Monday, July 9, 2012

The Right Stuff (1983)

1983 saw the arrival of a huge sci-fi film that went on to become a classic. It was filled with triumph, it had tragedy and contained the glories of space flight. I am writing, of course, about Return of the Jedi. But there was another Ewok-less space film from that same year, and sometimes gets lost in the shuffle.

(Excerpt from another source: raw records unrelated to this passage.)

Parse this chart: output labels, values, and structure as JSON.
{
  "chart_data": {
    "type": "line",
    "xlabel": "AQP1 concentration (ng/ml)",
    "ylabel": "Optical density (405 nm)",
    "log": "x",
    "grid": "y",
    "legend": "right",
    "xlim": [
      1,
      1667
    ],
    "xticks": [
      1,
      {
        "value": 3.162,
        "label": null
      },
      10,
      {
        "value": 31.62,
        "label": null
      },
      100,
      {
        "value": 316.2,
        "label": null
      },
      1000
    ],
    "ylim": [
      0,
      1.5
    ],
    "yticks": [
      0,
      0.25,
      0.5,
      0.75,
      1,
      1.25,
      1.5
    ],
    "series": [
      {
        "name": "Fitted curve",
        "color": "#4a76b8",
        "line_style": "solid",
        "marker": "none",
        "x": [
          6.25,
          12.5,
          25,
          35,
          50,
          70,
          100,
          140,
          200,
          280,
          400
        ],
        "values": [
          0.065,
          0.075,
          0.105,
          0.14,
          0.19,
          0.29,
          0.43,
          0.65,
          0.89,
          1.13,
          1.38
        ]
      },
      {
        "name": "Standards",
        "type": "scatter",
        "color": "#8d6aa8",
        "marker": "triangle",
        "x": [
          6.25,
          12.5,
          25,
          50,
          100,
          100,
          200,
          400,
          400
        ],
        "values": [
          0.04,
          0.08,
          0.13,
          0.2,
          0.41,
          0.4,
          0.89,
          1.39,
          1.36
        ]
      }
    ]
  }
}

Based on the book by Tom Wolfe, the story chronicles the story of test pilot Chuck Yeager (Sam Shepard) and his attempts to remain the “fastest man alive”. His story is mirrored and contrasted to the journey of the America’s first astronauts. Yeager fights his battles against the demon that lives at Mach 1. The Mercury astronauts find themselves facing all kinds of obstacles, including bizarre tests, overbearing newsmen, and finally the perils of space flight itself. Will these men have The Right Stuff to finally surpass the Russians in some aspect of the space race? Scott Glenn, Ed Harris, Dennis Quaid, Fred Ward, Barbara Hershey, Lance Henriksen, Jeff Goldblum and Harry Shearer are just part of this impressive cast.

Good Points:
  • Solid acting by the entire cast
  • A real eye for detail pulls you back into the era
  • An inspiring musical score by Bill Conti 

Bad Points:
  • Some of the humor doesn’t always work
  • The ending is very abrupt and odd
  • Clocking in at over 3 hours, it requires a bit of commitment

When each piece of the film is examined closely, you wonder what happened. Why are some parts so focused on humor? Why are other parts intensely patriotic? Who is the focus of the film Yeager or the astronauts? Are they both? What is up with the ending? And yet for all those questions, the movie is always entertaining, always pulls me in, and allows me to easily recommend it to anyone interested in the early days of the space race. And if you do some research on the very difficult making of this movie – you appreciate that the movie is as good as it turned out to be.

Scores (out of 5)
Visuals: 4
Sound: 4
Acting: 4
Script: 3
Music: 4
Direction: 3
Entertainment: 4
Total:  4

Curious about a full review, sent me an email and I’ll make additional thoughts to this review.   


  1. While Chuck’s exploits were before my time (I’m glad some things are), I remember watching the Mercury launches on TV, and I still have a hardback 1962 copy (a gift from my mom) of We Seven, written by the first seven astronauts. It was one of Tom Wolf’s sources. The film captures the innocent and patriotic “can do” mind-set of the era. The movie is, as you say, a bit scattershot, but it is fun and informative – and the characterization of the key personalities is not wholly fanciful.

    For a contemporary movie about the space program try (though it is hard to find) I Aim at the Stars (1960), a biopic of Werner von Braun. The era’s optimistic mindset is on display first hand, but also on display is uneasiness about the role of von Braun. The title comes from von Braun’s remark, “I aim at the stars” at which a reporter in the movie grumbles, “but sometimes I hit London.”

  2. Thanks for the recommendations. I'll look into the book for sure. It sounds like an interesting read.